February 2023, Articles

Para sports benefit from HPSNZ Performance Pathways project

Performance Pathways projects around the country are already presenting opportunities to young pre-high performance athletes, including Para athletes and coaches such as emerging Christchurch wheelchair racer Sarah James.

Paralympics New Zealand Para Sport Pathway Manager Dale MacDonald is thrilled to be liaising with the HPSNZ Pathways team around the Performance Pathways project.

“We’re working towards integrated Performance Pathway systems within regions and thereby not only increasing development opportunities for Para athletes and coaches, but also disseminating Para sport knowledge more widely throughout New Zealand,” she says.

Young T53 wheelchair racer, Sarah James, stole the show recently in Canberra breaking 12 senior and U20 national records across two competitions and now has her eyes set firmly on the National Track and Field Championships to be held in Wellington in early March.

But it is the longer term benefit of athletes such as Sarah joining the Performance Pathways project which has Athletics NZ Para Lead Raylene Bates excited.  “Sarah has recently registered on the Performance Pathways system and following her online induction she will now get stuck into the all-important planning phase with her independent facilitator, Athletic NZ’s Kim Mickle.”

Raylene says the Performance Pathways project will play a key role in helping Sarah achieve her goal of heading to the Los Angeles 2028 Paralympic Games.

“Emphasis in the project is on holistic planning before performance support is provided.  This is essential to identify from the outset what is important for athletes like Sarah to help them build towards a specific goal, always keeping the long term in mind.  We know Para athletes can progress quickly through their performance pathway so planning and performance support are extremely important.”

HPSNZ Performance Pathways Christchurch Lead, Andrew Ellis, agrees with Raylene’s comments on the role the Performance Pathways project will play for athletes like Sarah.

“She is an extremely exciting young athlete and her success to date is outstanding.  She is a perfect fit for the Performance Pathways project.”

Sarah has the added complication of living in Christchurch while her main coach, Blanche Herbert, is based in Perth.
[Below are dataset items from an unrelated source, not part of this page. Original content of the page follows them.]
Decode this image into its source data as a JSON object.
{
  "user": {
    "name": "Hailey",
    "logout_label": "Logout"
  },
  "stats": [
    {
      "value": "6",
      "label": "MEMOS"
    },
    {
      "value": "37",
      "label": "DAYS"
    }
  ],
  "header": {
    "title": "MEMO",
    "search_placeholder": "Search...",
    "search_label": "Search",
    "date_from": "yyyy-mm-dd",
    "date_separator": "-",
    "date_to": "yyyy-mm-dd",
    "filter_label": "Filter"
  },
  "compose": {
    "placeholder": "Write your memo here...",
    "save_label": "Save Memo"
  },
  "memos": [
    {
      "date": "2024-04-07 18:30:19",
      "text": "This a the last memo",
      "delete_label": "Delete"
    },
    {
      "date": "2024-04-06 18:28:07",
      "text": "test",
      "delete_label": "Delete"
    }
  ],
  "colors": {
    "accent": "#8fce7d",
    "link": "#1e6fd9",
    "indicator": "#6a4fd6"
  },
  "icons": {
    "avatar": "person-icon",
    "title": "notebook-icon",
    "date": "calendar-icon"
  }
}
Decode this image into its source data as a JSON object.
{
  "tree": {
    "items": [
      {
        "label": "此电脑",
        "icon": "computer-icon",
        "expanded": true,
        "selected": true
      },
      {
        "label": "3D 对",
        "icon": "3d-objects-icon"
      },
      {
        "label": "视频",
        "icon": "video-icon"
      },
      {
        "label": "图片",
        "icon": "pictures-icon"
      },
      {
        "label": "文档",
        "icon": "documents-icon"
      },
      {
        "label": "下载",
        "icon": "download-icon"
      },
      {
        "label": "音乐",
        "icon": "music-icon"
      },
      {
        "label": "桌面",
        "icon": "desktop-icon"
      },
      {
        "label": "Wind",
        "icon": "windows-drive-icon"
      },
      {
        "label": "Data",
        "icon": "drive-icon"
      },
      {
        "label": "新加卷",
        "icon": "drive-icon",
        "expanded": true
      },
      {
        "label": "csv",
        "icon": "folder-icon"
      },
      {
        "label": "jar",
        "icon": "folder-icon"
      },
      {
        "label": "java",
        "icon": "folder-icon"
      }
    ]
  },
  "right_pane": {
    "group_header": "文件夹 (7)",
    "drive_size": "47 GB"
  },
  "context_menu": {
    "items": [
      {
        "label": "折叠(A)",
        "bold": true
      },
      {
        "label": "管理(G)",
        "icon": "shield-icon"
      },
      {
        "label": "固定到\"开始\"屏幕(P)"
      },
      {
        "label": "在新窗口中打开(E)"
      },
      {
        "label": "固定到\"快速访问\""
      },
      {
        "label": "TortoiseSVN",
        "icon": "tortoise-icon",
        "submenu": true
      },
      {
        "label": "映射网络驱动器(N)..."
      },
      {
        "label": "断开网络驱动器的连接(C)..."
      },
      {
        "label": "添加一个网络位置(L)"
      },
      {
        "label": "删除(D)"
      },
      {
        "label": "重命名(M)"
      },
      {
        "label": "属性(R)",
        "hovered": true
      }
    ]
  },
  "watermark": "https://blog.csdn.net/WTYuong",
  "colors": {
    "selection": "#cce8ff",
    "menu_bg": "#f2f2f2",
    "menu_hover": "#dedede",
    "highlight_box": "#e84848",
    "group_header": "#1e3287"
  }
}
The pair met in Canberra for the first time.  She also gets coaching support from Dunedin-based Raylene. It is an aim of the project to ensure her circle of support is well connected and aligned.

The Christchurch Performance Pathways project now has 37 athletes across nine sports, including Para athletics and swimming.

With HPSNZ Performance Pathways Pilot Projects also underway in Wellington and Dunedin, to be followed shortly by Southland, Hawke’s Bay and Northland, Head of Performance Pathways, Tracey Paterson, says she is excited at the opportunities that are already presenting for our Para athletes and coaches.

“A key benefit of the Performance Pathways Project for Para athletes is it enables them to think about how they can create sustained success in sport and life. Athletes and their coaches work with an Independent Sport Facilitator and are assisted to develop their pathway within their chosen sport and while for some this requires time, for others they can see pinnacle event performances within a four-year horizon.

“The focus of the project is to ensure athletes and their coaches are transition ready, well planned with strong support networks.  We are working closely with Sport NZ, Paralympics New Zealand, and the NSOs and RSOs which integrate Para sports into their organisations.”